Hideo, kepala keamanan nuklir, merasa seolah akhirnya ia bisa melihat dengan jelas. Seluruh tubuhnya terasa sakit, tetapi ia secara naluriah tahu.
‘Aku akan hidup.’
Dia menyadari bahwa dia telah selamat.
Setelah terpapar radiasi sebesar dua puluh dua gray dan mengalami peradangan di seluruh tubuhnya, kulit Hideo mengelupas dan pecah-pecah, darah mengalir deras. Dia akan menjadi orang pertama dalam sejarah manusia yang pulih dari kondisi seperti itu. Hideo hampir tidak memahami apa yang telah terjadi sejak ledakan pembangkit nuklir, tetapi sekarang satu hal yang jelas: A-GenBio telah tiba.
Para dokter dan perawat yang merawat pasien di hadapannya sebagian besar bukanlah orang Jepang. Keragaman ras tersebut membuat seolah-olah organisasi Dokter Tanpa Batas telah tiba. Sejauh yang dia tahu, hanya ada satu organisasi seperti itu di dunia.
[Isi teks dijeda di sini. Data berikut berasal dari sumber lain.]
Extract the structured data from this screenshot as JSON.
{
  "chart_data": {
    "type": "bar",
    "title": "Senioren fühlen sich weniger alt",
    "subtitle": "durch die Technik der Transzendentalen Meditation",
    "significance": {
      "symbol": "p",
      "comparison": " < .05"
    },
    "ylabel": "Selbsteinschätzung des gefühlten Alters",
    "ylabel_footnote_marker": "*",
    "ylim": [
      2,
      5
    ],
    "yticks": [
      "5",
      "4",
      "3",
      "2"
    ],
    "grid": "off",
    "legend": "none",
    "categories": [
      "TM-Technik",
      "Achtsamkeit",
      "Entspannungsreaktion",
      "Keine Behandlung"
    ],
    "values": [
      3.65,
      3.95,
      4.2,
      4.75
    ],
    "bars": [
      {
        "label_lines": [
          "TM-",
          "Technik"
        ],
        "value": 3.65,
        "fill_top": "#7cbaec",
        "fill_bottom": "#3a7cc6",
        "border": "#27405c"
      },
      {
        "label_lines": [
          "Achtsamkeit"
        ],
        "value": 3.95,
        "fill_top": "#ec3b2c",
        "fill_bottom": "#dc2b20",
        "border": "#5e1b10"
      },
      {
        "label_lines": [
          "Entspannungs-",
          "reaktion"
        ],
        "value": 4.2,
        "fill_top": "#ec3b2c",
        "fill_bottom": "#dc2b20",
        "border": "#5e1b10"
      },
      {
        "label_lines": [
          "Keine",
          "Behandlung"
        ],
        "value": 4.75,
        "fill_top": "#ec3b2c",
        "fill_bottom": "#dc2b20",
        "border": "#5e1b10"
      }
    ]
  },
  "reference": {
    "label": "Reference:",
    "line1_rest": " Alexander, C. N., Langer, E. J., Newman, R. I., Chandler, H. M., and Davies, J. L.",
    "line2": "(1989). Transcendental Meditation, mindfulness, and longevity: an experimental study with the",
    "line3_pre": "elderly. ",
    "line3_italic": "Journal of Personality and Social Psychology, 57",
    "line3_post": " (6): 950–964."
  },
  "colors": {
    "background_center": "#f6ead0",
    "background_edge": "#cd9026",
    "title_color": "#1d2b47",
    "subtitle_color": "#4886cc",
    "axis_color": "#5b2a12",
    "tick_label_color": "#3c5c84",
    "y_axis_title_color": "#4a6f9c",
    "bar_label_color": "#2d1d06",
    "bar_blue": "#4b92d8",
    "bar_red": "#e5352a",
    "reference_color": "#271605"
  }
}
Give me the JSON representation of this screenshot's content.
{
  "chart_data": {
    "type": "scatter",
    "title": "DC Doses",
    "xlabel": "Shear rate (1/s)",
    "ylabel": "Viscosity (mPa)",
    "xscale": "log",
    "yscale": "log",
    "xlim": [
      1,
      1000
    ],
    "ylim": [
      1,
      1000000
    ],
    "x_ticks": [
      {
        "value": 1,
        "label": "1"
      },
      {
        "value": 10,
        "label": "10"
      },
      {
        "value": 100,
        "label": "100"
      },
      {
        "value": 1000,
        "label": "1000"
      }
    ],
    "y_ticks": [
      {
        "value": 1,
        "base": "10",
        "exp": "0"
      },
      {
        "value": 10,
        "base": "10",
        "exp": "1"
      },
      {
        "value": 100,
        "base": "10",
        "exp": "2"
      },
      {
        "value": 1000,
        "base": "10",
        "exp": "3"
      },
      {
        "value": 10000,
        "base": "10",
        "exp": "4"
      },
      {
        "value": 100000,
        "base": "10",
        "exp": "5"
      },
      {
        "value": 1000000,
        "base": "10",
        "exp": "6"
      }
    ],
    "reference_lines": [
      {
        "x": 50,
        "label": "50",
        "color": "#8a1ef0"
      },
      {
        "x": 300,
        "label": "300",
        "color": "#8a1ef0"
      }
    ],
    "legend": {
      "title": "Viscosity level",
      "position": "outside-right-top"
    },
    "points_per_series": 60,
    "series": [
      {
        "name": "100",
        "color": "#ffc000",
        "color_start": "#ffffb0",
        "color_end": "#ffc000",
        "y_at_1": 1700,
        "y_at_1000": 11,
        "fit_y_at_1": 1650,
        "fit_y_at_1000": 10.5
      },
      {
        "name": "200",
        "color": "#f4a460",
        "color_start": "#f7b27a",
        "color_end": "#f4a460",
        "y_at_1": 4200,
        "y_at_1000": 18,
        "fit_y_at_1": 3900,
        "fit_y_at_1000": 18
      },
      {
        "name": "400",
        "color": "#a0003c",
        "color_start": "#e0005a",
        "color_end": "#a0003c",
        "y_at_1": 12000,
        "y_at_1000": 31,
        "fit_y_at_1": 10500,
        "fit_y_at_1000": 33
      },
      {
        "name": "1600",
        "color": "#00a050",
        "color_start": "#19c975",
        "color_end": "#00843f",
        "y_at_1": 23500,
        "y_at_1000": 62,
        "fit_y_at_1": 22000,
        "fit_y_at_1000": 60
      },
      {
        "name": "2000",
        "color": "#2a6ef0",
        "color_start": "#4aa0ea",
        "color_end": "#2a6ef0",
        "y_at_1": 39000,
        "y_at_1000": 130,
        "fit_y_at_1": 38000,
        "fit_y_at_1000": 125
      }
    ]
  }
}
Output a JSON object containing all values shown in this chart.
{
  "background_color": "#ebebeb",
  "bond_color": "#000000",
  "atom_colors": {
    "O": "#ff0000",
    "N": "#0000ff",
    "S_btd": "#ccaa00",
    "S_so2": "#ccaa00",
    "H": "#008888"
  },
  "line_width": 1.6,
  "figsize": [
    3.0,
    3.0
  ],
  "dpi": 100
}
Seorang dokter yang mengenakan alat pelindung radiasi dan masker mendekatinya dan memeriksa tanda-tanda vital Hideo.
“ A… Ano… ”[1]
Hideo dengan hati-hati berbicara kepada dokter dalam bahasa Jepang, tetapi dokter itu hanya mengangkat bahu dan menjawab dengan aksen Inggris, “Saya tidak fasih berbahasa Jepang.”
Hideo menelan ludah dan mulai bertanya dengan ragu-ragu dalam bahasa Inggris yang terbata-bata, “Apakah… A-GenBio menangani radiasi?”
“Ya. Karena Anda tidak sadarkan diri, kami telah memperoleh persetujuan klinis dari wali Anda,” kata dokter tersebut.
“…Di mana CEO Ryu?”
*
“Terima kasih. Mohon terus laporkan perkembangan kondisi pasien.”
Young-Joon menutup telepon dengan staf medis Rumah Sakit Generasi Berikutnya dan kembali menghadap meja konferensi.
“Kamu sangat sibuk,” kata Hishijima.
“Aku bahkan tidak punya waktu untuk mengatakan bahwa aku sibuk. Waktu sangat berharga, jadi mari kita bergegas.”
“…Ya. Saat ini, ada sekitar empat ratus orang yang terpapar, tetapi itu hanya termasuk para insinyur yang terpapar di dalam pabrik, dan orang-orang yang terpapar di kota-kota tetangga. Orang-orang ini membutuhkan perawatan medis segera karena paparan radiasi yang tinggi, tetapi diperkirakan akan ada puluhan ribu paparan skala kecil di seluruh wilayah Tohoku dalam jangka panjang,” jelas Hishijima mengenai data simulasi tersebut.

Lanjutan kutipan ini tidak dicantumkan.